In some ways, that would be an Enterprise like feature. I am not saying consumer hardware can’t have such a thing. Or should not have such a thing. I can imagine such a feature would be less wanted in the consumer hardware space if it costs more.

Some HDDs have the ability to stay in reset mode, based on the old 3.3v SATA / SAS power line. That 3.3v line has been repurposed for a bit of high availability. A disk enclosure can then power up drives in sequence to avoid high current load on power up. Or even reset a drive that appears to be hung. Then in theory, SAS enclosure services could allow program access to such a feature.

Another way to look at it, is to have several cold spare HDDs and cycle them through your server like rotating the tires on your car. (At least back in the bad old days when your vehicle’s spare tire was of the same size & type as the 4 running tires…) If you did such a HDD rotation, this might help people to first verify backups before disk changes. And next, practice disk changes before the excrement hits to rotating impellers.

I guess my question is: isn’t this feature common in enterprise hardware? I can understand why it would not be in consumer hardware, but it seems like a no-brainer in enterprise hardware. Surely enterprises aren’t running racks of expensive hard drives for thousands of hours, doing nothing and just waiting for other drives to fail.

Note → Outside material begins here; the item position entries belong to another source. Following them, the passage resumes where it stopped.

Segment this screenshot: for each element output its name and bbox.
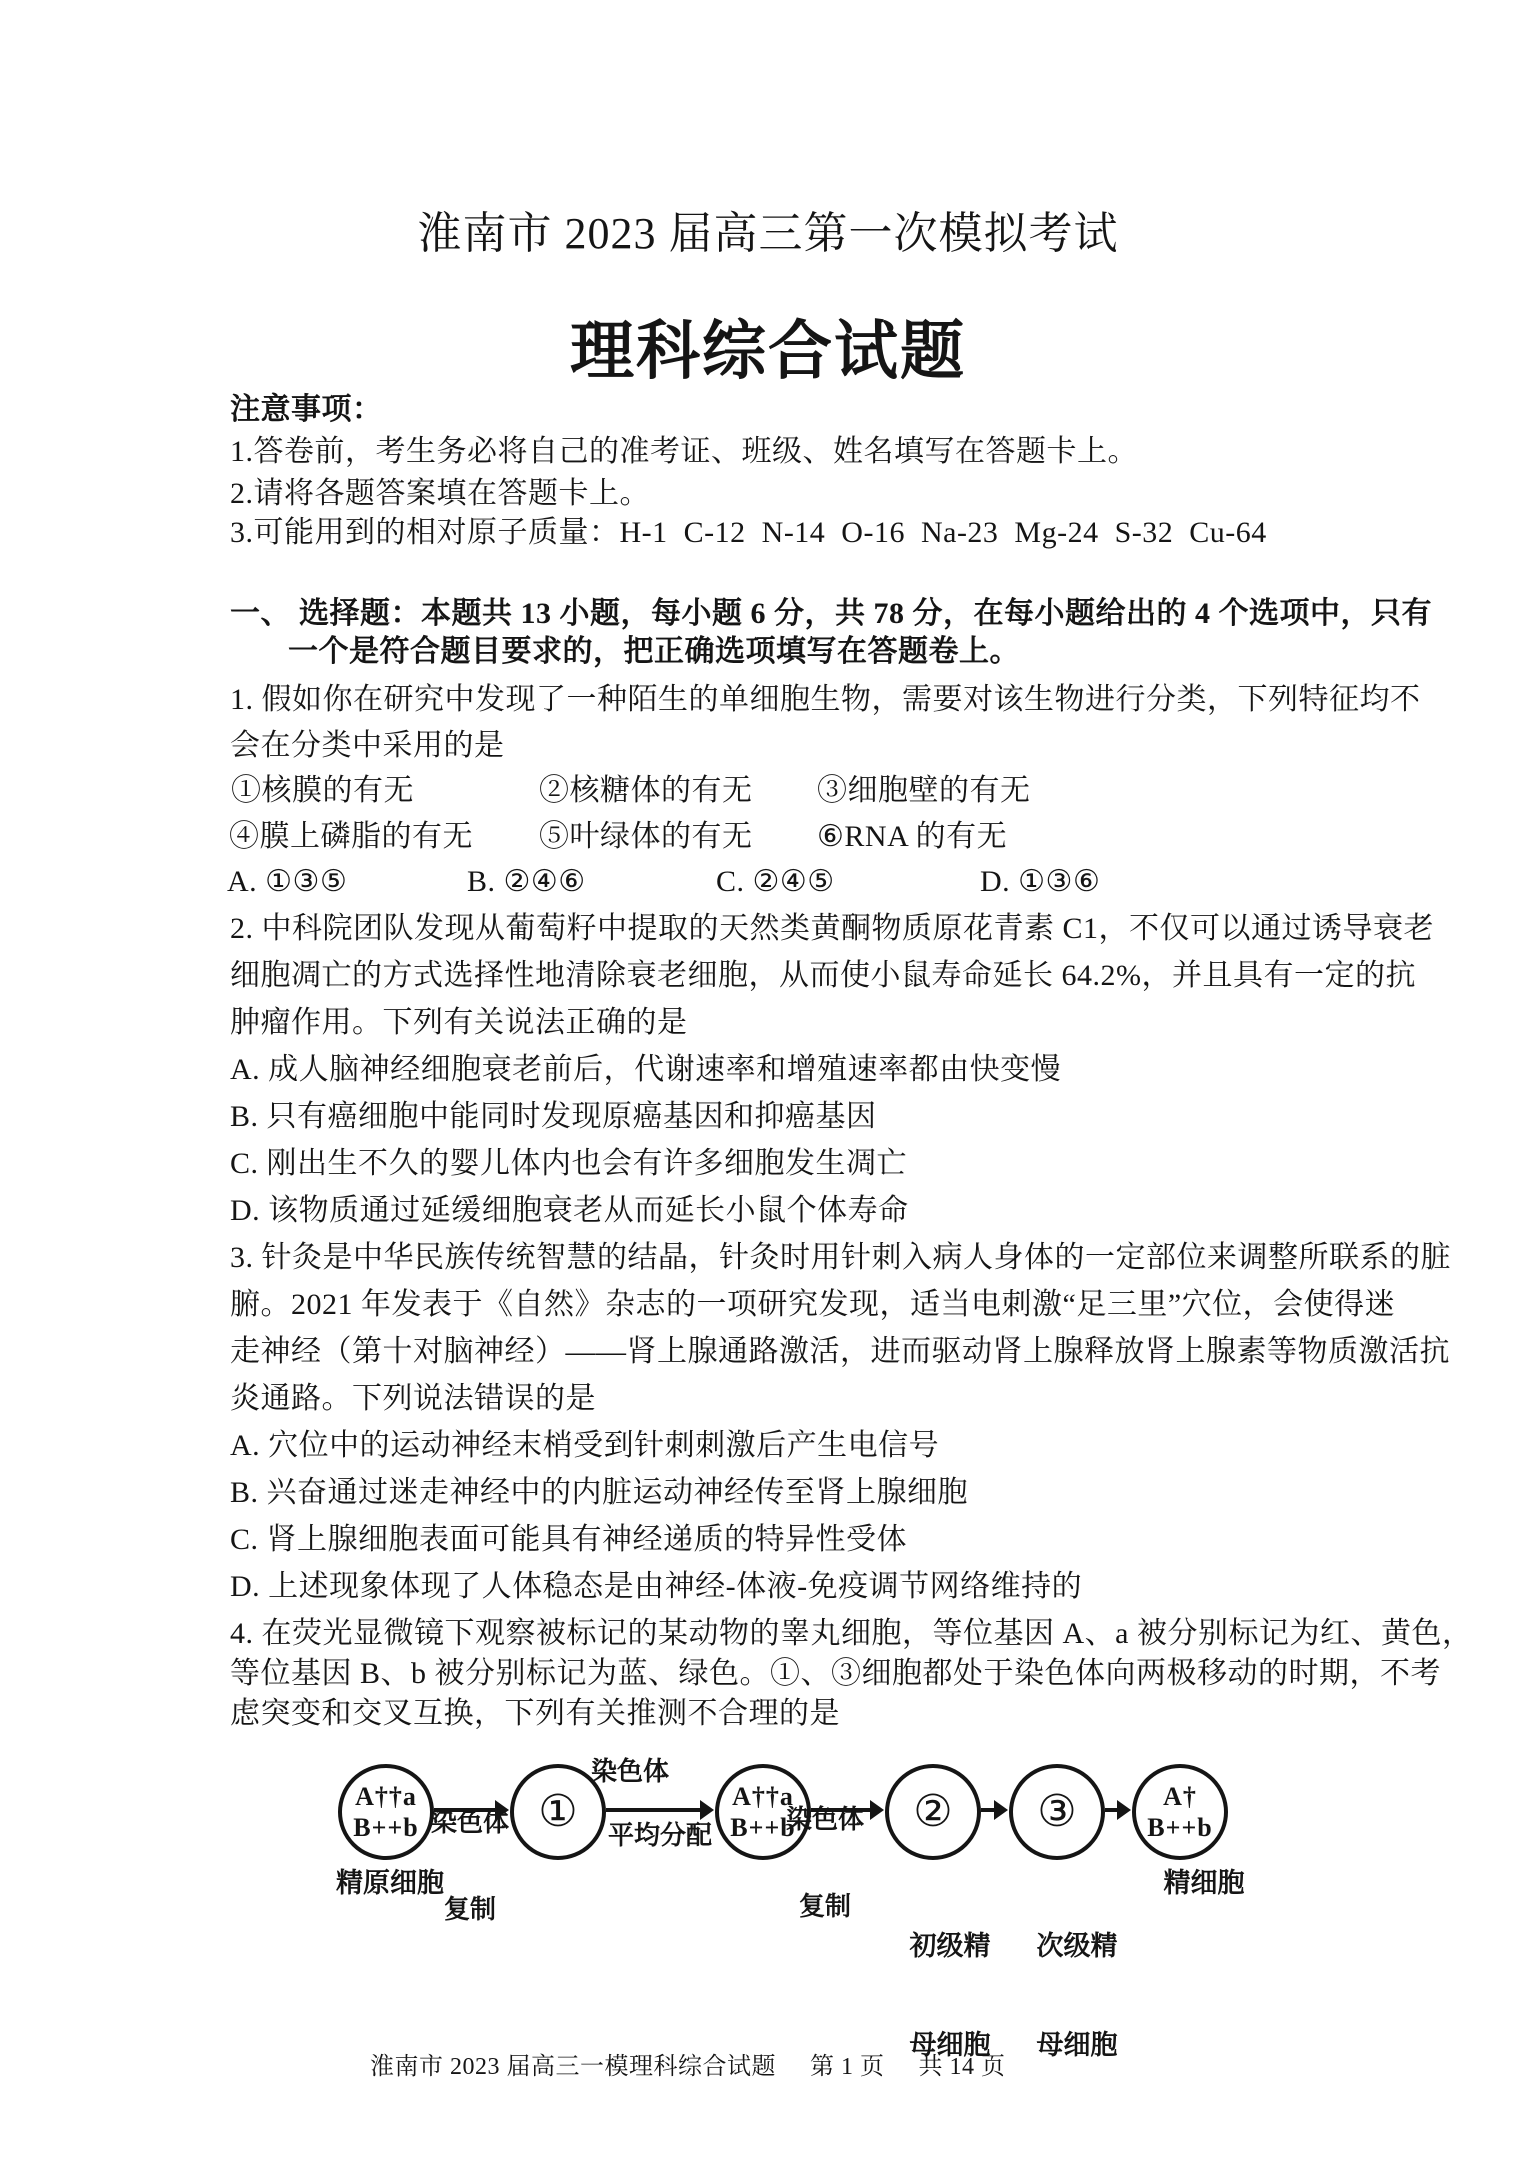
q1-choice-a: A. ①③⑤ [227,863,347,900]
notice-item-2: 2.请将各题答案填在答题卡上。 [230,475,650,512]
section-heading-line-2: 一个是符合题目要求的，把正确选项填写在答题卷上。 [288,633,1020,670]
q3-line-1: 3. 针灸是中华民族传统智慧的结晶，针灸时用针刺入病人身体的一定部位来调整所联系… [230,1239,1451,1276]
diagram-cell-spermatid: A† B++b [1132,1764,1228,1860]
circled-number-1: ① [538,1788,577,1836]
q3-choice-a: A. 穴位中的运动神经末梢受到针刺刺激后产生电信号 [230,1427,939,1464]
q3-line-2: 腑。2021 年发表于《自然》杂志的一项研究发现，适当电刺激“足三里”穴位，会使… [230,1286,1395,1323]
section-heading-line-1: 一、 选择题：本题共 13 小题，每小题 6 分，共 78 分，在每小题给出的 … [230,595,1432,632]
q1-option-3: ③细胞壁的有无 [817,772,1031,809]
q2-line-3: 肿瘤作用。下列有关说法正确的是 [230,1004,688,1041]
arrow3-label-line1: 染色体 [751,1805,899,1834]
q1-choice-c: C. ②④⑤ [716,863,835,900]
diagram-cell-2: ② [885,1764,981,1860]
arrow-right-icon [981,1808,995,1812]
q4-line-1: 4. 在荧光显微镜下观察被标记的某动物的睾丸细胞，等位基因 A、a 被分别标记为… [230,1615,1472,1652]
q2-line-2: 细胞凋亡的方式选择性地清除衰老细胞，从而使小鼠寿命延长 64.2%，并且具有一定… [230,957,1416,994]
notice-item-3: 3.可能用到的相对原子质量：H-1 C-12 N-14 O-16 Na-23 M… [230,514,1267,551]
diagram-cell-3: ③ [1009,1764,1105,1860]
footer-page-total: 共 14 页 [919,2054,1006,2080]
q1-option-5: ⑤叶绿体的有无 [539,818,753,855]
arrow2-label-above: 染色体 [550,1757,710,1786]
q1-option-2: ②核糖体的有无 [539,772,753,809]
q3-choice-c: C. 肾上腺细胞表面可能具有神经递质的特异性受体 [230,1521,907,1558]
q1-choice-d: D. ①③⑥ [980,863,1100,900]
q1-option-1: ①核膜的有无 [231,772,414,809]
q2-choice-a: A. 成人脑神经细胞衰老前后，代谢速率和增殖速率都由快变慢 [230,1051,1061,1088]
q1-line-2: 会在分类中采用的是 [230,727,505,764]
q3-choice-b: B. 兴奋通过迷走神经中的内脏运动神经传至肾上腺细胞 [230,1474,968,1511]
q1-choice-b: B. ②④⑥ [467,863,586,900]
label-secondary-line2: 母细胞 [993,2029,1161,2062]
q3-line-3: 走神经（第十对脑神经）——肾上腺通路激活，进而驱动肾上腺释放肾上腺素等物质激活抗 [230,1333,1450,1370]
gene-pair-bottom: B++b [1147,1812,1212,1843]
q1-option-4: ④膜上磷脂的有无 [229,818,473,855]
q1-option-6: ⑥RNA 的有无 [817,818,1007,855]
exam-paper-page: 淮南市 2023 届高三第一次模拟考试 理科综合试题 注意事项： 1.答卷前，考… [0,0,1536,2167]
q2-choice-b: B. 只有癌细胞中能同时发现原癌基因和抑癌基因 [230,1098,877,1135]
q2-choice-c: C. 刚出生不久的婴儿体内也会有许多细胞发生凋亡 [230,1145,907,1182]
label-secondary-line1: 次级精 [993,1930,1161,1963]
circled-number-3: ③ [1037,1788,1076,1836]
q4-line-3: 虑突变和交叉互换，下列有关推测不合理的是 [230,1695,840,1732]
notice-heading: 注意事项： [230,391,383,428]
footer-doc-title: 淮南市 2023 届高三一模理科综合试题 [370,2054,776,2080]
q4-line-2: 等位基因 B、b 被分别标记为蓝、绿色。①、③细胞都处于染色体向两极移动的时期，… [230,1655,1441,1692]
q2-choice-d: D. 该物质通过延缓细胞衰老从而延长小鼠个体寿命 [230,1192,909,1229]
q3-choice-d: D. 上述现象体现了人体稳态是由神经-体液-免疫调节网络维持的 [230,1568,1082,1605]
label-spermatid: 精细胞 [1120,1867,1288,1900]
paper-title: 淮南市 2023 届高三第一次模拟考试 [0,206,1536,262]
notice-item-1: 1.答卷前，考生务必将自己的准考证、班级、姓名填写在答题卡上。 [230,433,1138,470]
footer-page-number: 第 1 页 [810,2054,885,2080]
q2-line-1: 2. 中科院团队发现从葡萄籽中提取的天然类黄酮物质原花青素 C1，不仅可以通过诱… [230,910,1434,947]
label-secondary-spermatocyte: 次级精 母细胞 [993,1864,1161,2128]
arrow-right-icon [1105,1808,1118,1812]
arrow-right-icon [606,1808,701,1812]
label-spermatogonium: 精原细胞 [306,1867,474,1900]
q1-line-1: 1. 假如你在研究中发现了一种陌生的单细胞生物，需要对该生物进行分类，下列特征均… [230,681,1421,718]
gene-pair-top: A† [1163,1781,1197,1812]
q3-line-4: 炎通路。下列说法错误的是 [230,1380,596,1417]
circled-number-2: ② [913,1788,952,1836]
page-footer: 淮南市 2023 届高三一模理科综合试题第 1 页共 14 页 [344,2022,1006,2112]
paper-subtitle: 理科综合试题 [0,312,1536,390]
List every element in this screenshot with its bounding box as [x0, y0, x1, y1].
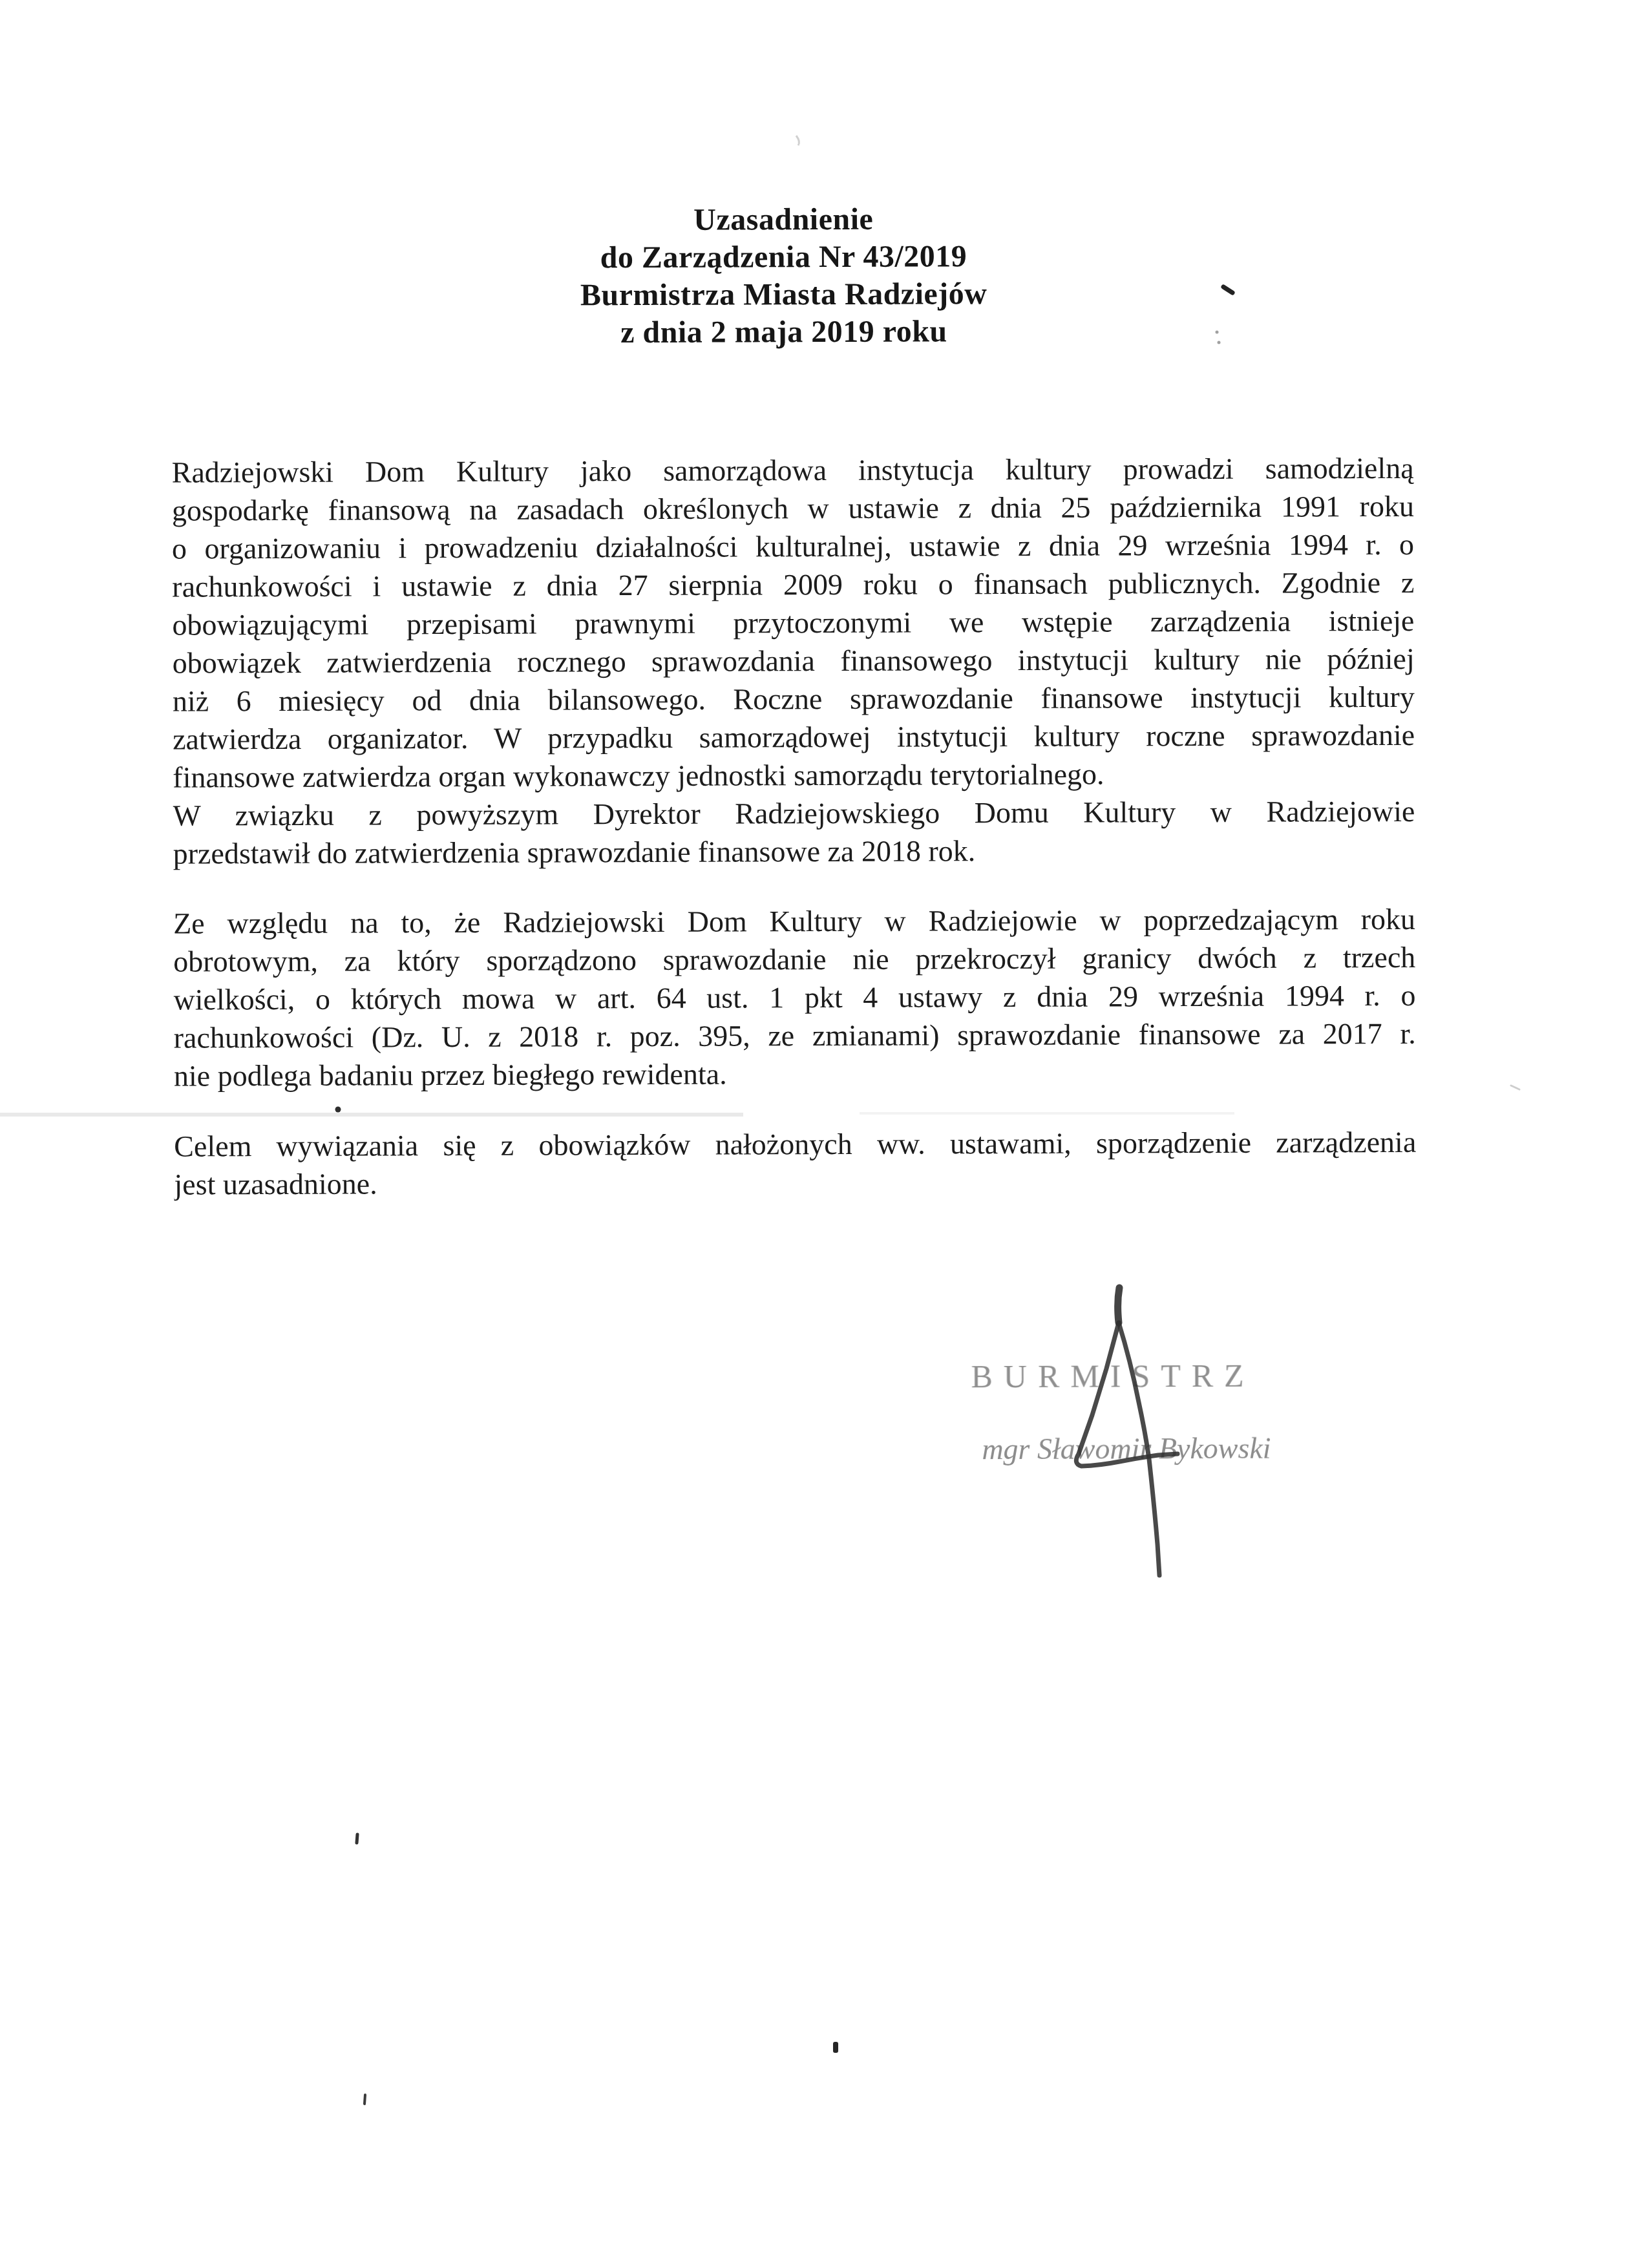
title-line-2: do Zarządzenia Nr 43/2019 — [0, 236, 1570, 278]
text-line: rachunkowości (Dz. U. z 2018 r. poz. 395… — [174, 1014, 1416, 1057]
text-line: jest uzasadnione. — [174, 1161, 1416, 1204]
paragraph-2: Ze względu na to, że Radziejowski Dom Ku… — [173, 900, 1416, 1095]
title-line-3: Burmistrza Miasta Radziejów — [0, 273, 1570, 316]
text-line: W związku z powyższym Dyrektor Radziejow… — [173, 792, 1415, 835]
text-line: obowiązek zatwierdzenia rocznego sprawoz… — [173, 640, 1415, 682]
text-line: zatwierdza organizator. W przypadku samo… — [173, 716, 1415, 759]
paragraph-1: Radziejowski Dom Kultury jako samorządow… — [172, 449, 1415, 797]
scan-content: Uzasadnienie do Zarządzenia Nr 43/2019 B… — [0, 0, 1648, 2268]
text-line: nie podlega badaniu przez biegłego rewid… — [174, 1053, 1416, 1095]
text-line: rachunkowości i ustawie z dnia 27 sierpn… — [172, 563, 1414, 606]
text-line: o organizowaniu i prowadzeniu działalnoś… — [172, 525, 1414, 568]
paragraph-3: Celem wywiązania się z obowiązków nałożo… — [174, 1123, 1416, 1204]
mayor-stamp-title: BURMISTRZ — [971, 1360, 1274, 1393]
text-line: wielkości, o których mowa w art. 64 ust.… — [173, 976, 1415, 1019]
text-line: Ze względu na to, że Radziejowski Dom Ku… — [173, 900, 1415, 943]
text-line: Radziejowski Dom Kultury jako samorządow… — [172, 449, 1414, 492]
scanned-page: Uzasadnienie do Zarządzenia Nr 43/2019 B… — [0, 0, 1648, 2268]
text-line: niż 6 miesięcy od dnia bilansowego. Rocz… — [173, 678, 1415, 720]
text-line: obowiązującymi przepisami prawnymi przyt… — [172, 602, 1414, 644]
text-line: Celem wywiązania się z obowiązków nałożo… — [174, 1123, 1416, 1166]
title-line-1: Uzasadnienie — [0, 198, 1569, 241]
title-line-4: z dnia 2 maja 2019 roku — [0, 311, 1570, 353]
text-line: gospodarkę finansową na zasadach określo… — [172, 487, 1414, 530]
document-title: Uzasadnienie do Zarządzenia Nr 43/2019 B… — [0, 198, 1570, 353]
paragraph-1-continued: W związku z powyższym Dyrektor Radziejow… — [173, 792, 1415, 873]
mayor-stamp-name: mgr Sławomir Bykowski — [942, 1433, 1311, 1464]
text-line: finansowe zatwierdza organ wykonawczy je… — [173, 754, 1415, 797]
text-line: przedstawił do zatwierdzenia sprawozdani… — [173, 830, 1415, 873]
text-line: obrotowym, za który sporządzono sprawozd… — [173, 938, 1415, 981]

I’m unsure about Scale/CE because I’ve not upgraded yet, but Core has the ability to set a individual disk to spin down, could this be used to spin down a hot spare?

Imagine a hot spare won’t be accessed unless its being used to replace a failed hdd at which point it would spin up, or would TrueNAS access it occasionally for other tasks and cause it to spin up again ?

As @dan has mentioned correctly, a cold- or hot- spare does not really make much sense.
If you already have spent your money on that HDD, you should use a RaidZ3 setup, because then in case of any failure, your system ALREADY has 3 parity.
In case of a spare, the system have to resilver the pool and that is a long lasting (it can easily take longer than a day for a 16+TB drive), high load on the individual HDDs.
That is a really sensitive period, because, if you used a Z2 in the beginning, and the first drive is dead, you are one (and a half) HDD failure away from the data loss. If you set it up Z3 in the first place, you are 2 (and a half) failure away.